Reinventing 2D Convolutions for 3D Images
There have been considerable debates over 2D and 3D representation learning on 3D medical images. 2D approaches could benefit from large-scale 2D pretraining, whereas they are generally weak in capturing large 3D contexts. 3D approaches are natively strong in 3D contexts, however few publicly available 3D medical dataset is large and diverse enough for universal 3D pretraining. Even for hybrid (2D + 3D) approaches, the intrinsic disadvantages within the 2D / 3D parts still exist. In this study,
... we bridge the gap between 2D and 3D convolutions by reinventing the 2D convolutions. We propose ACS (axial-coronal-sagittal) convolutions to perform natively 3D representation learning, while utilizing the pretrained weights on 2D datasets. In ACS convolutions, 2D convolution kernels are split by channel into three parts, and convoluted separately on the three views (axial, coronal and sagittal) of 3D representations. Theoretically, ANY 2D CNN (ResNet, DenseNet, or DeepLab) is able to be converted into a 3D ACS CNN, with pretrained weight of a same parameter size.

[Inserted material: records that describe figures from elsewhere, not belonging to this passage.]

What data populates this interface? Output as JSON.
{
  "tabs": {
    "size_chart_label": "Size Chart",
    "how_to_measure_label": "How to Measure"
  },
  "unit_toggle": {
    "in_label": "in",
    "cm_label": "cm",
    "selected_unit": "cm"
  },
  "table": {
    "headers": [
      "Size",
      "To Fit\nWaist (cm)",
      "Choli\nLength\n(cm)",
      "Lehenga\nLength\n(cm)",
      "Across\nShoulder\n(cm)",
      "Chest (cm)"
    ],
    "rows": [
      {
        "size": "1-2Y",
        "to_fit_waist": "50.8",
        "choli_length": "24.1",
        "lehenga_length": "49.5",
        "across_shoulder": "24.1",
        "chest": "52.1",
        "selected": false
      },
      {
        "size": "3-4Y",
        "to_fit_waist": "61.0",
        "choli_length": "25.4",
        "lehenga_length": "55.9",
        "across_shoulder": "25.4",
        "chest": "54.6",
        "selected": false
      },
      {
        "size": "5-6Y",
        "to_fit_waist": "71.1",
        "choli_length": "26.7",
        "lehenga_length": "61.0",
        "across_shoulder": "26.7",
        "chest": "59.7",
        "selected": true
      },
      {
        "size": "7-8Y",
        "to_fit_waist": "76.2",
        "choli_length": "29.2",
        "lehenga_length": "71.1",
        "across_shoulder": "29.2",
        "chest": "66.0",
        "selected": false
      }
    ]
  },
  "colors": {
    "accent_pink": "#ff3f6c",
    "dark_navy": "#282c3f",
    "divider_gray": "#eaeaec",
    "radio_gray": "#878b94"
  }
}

Extensive experiments on several medical benchmarks (including classification, segmentation and detection tasks) validate the consistent superiority of the pretrained ACS CNNs, over the 2D / 3D CNN counterparts with / without pretraining. Even without pretraining, the ACS convolution can be used as a plug-and-play replacement of standard 3D convolution, with smaller model size and less computation.